At a pipeline summit on 23 April, residents of Virginia and North Carolina discussed how to stop the construction of the pipeline in their area. Some residents believe that the pipeline could damage Virginia’s economy.
At the summit Lorne Stockman, the Research Director at Oil Change International, stated: “We are calling for a climate test. Oil Change International and 15 other organisations in Canada and the US launched a website a few months ago. You’ve got to have a climate test. Otherwise you don’t know if it is helping or hindering your goal.”
Further concerns were raised in May, when Dominion Transmission was sent letters by the Department of Environmental Quality regarding its Atlantic Coast pipeline project. The letters stated that the company was required to conform to specific erosion and sedimentation standards.
While concerns were been raised, Dominion Energy (the company leading the natural gas pipeline project) has responded by reassuring residents that the company will ensure industry best practices to ensure a safe operation.
Dominion Transmission Spokesman, Aaron Ruby, stated: “We’re a safety first company. That’s not a PR slogan. An emphasis on safety permeates the organisational culture and informs everything the company does.”
In September, the FERC received a correspondence from the US Forest Service’s Forest Supervisor, Clyde Thompson, expressing the agency’s concerns about locations that had been marked for the construction of an access road to the Atlantic Coast pipeline.

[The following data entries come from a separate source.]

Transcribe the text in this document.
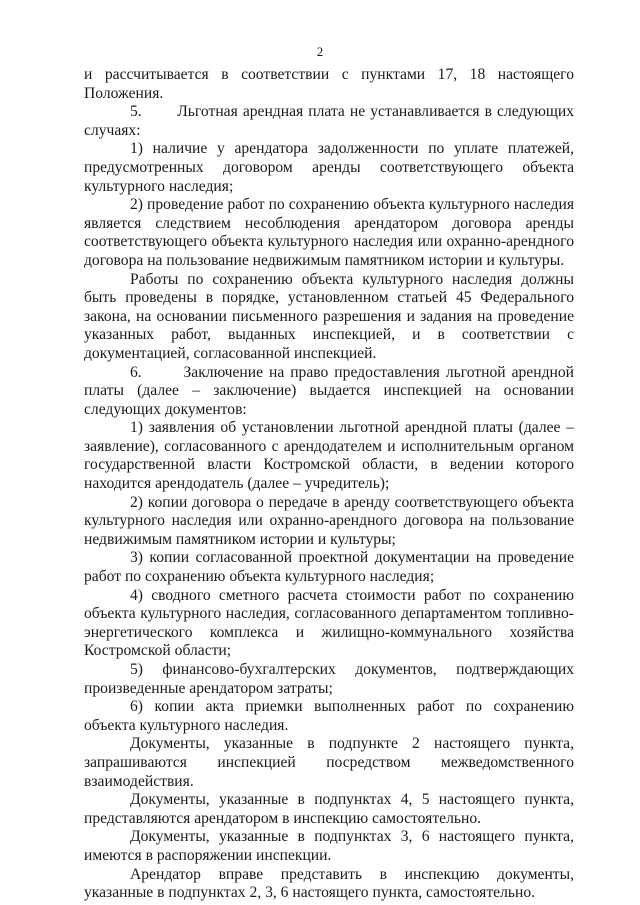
2

и рассчитывается в соответствии с пунктами 17, 18 настоящего Положения.

5.       Льготная арендная плата не устанавливается в следующих случаях:

1) наличие у арендатора задолженности по уплате платежей, предусмотренных договором аренды соответствующего объекта культурного наследия;

2) проведение работ по сохранению объекта культурного наследия является следствием несоблюдения арендатором договора аренды соответствующего объекта культурного наследия или охранно-арендного договора на пользование недвижимым памятником истории и культуры.

Работы по сохранению объекта культурного наследия должны быть проведены в порядке, установленном статьей 45 Федерального закона, на основании письменного разрешения и задания на проведение указанных работ, выданных инспекцией, и в соответствии с документацией, согласованной инспекцией.

6.       Заключение на право предоставления льготной арендной платы (далее – заключение) выдается инспекцией на основании следующих документов:

1) заявления об установлении льготной арендной платы (далее – заявление), согласованного с арендодателем и исполнительным органом государственной власти Костромской области, в ведении которого находится арендодатель (далее – учредитель);

2) копии договора о передаче в аренду соответствующего объекта культурного наследия или охранно-арендного договора на пользование недвижимым памятником истории и культуры;

3) копии согласованной проектной документации на проведение работ по сохранению объекта культурного наследия;

4) сводного сметного расчета стоимости работ по сохранению объекта культурного наследия, согласованного департаментом топливно-энергетического комплекса и жилищно-коммунального хозяйства Костромской области;

5) финансово-бухгалтерских документов, подтверждающих произведенные арендатором затраты;

6) копии акта приемки выполненных работ по сохранению объекта культурного наследия.

Документы, указанные в подпункте 2 настоящего пункта, запрашиваются инспекцией посредством межведомственного взаимодействия.

Документы, указанные в подпунктах 4, 5 настоящего пункта, представляются арендатором в инспекцию самостоятельно.

Документы, указанные в подпунктах 3, 6 настоящего пункта, имеются в распоряжении инспекции.

Арендатор вправе представить в инспекцию документы, указанные в подпунктах 2, 3, 6 настоящего пункта, самостоятельно.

The Forest Service also questioned the reports that Dominion submitted to FERC with regards to salamanders, macroinvertebrates, fish and mussels and soils in the National Forests.
Ruby responded, stating that the pipeline remains on track to receive federal approval to begin construction in late summer 2017, regardless of the US Forest Service letter.
At the end of September, Atlantic Coast Pipeline, LLC announced that it had signed a construction contract with Spring Ridge Constructors, LLC, even though FERC approvals were still pending.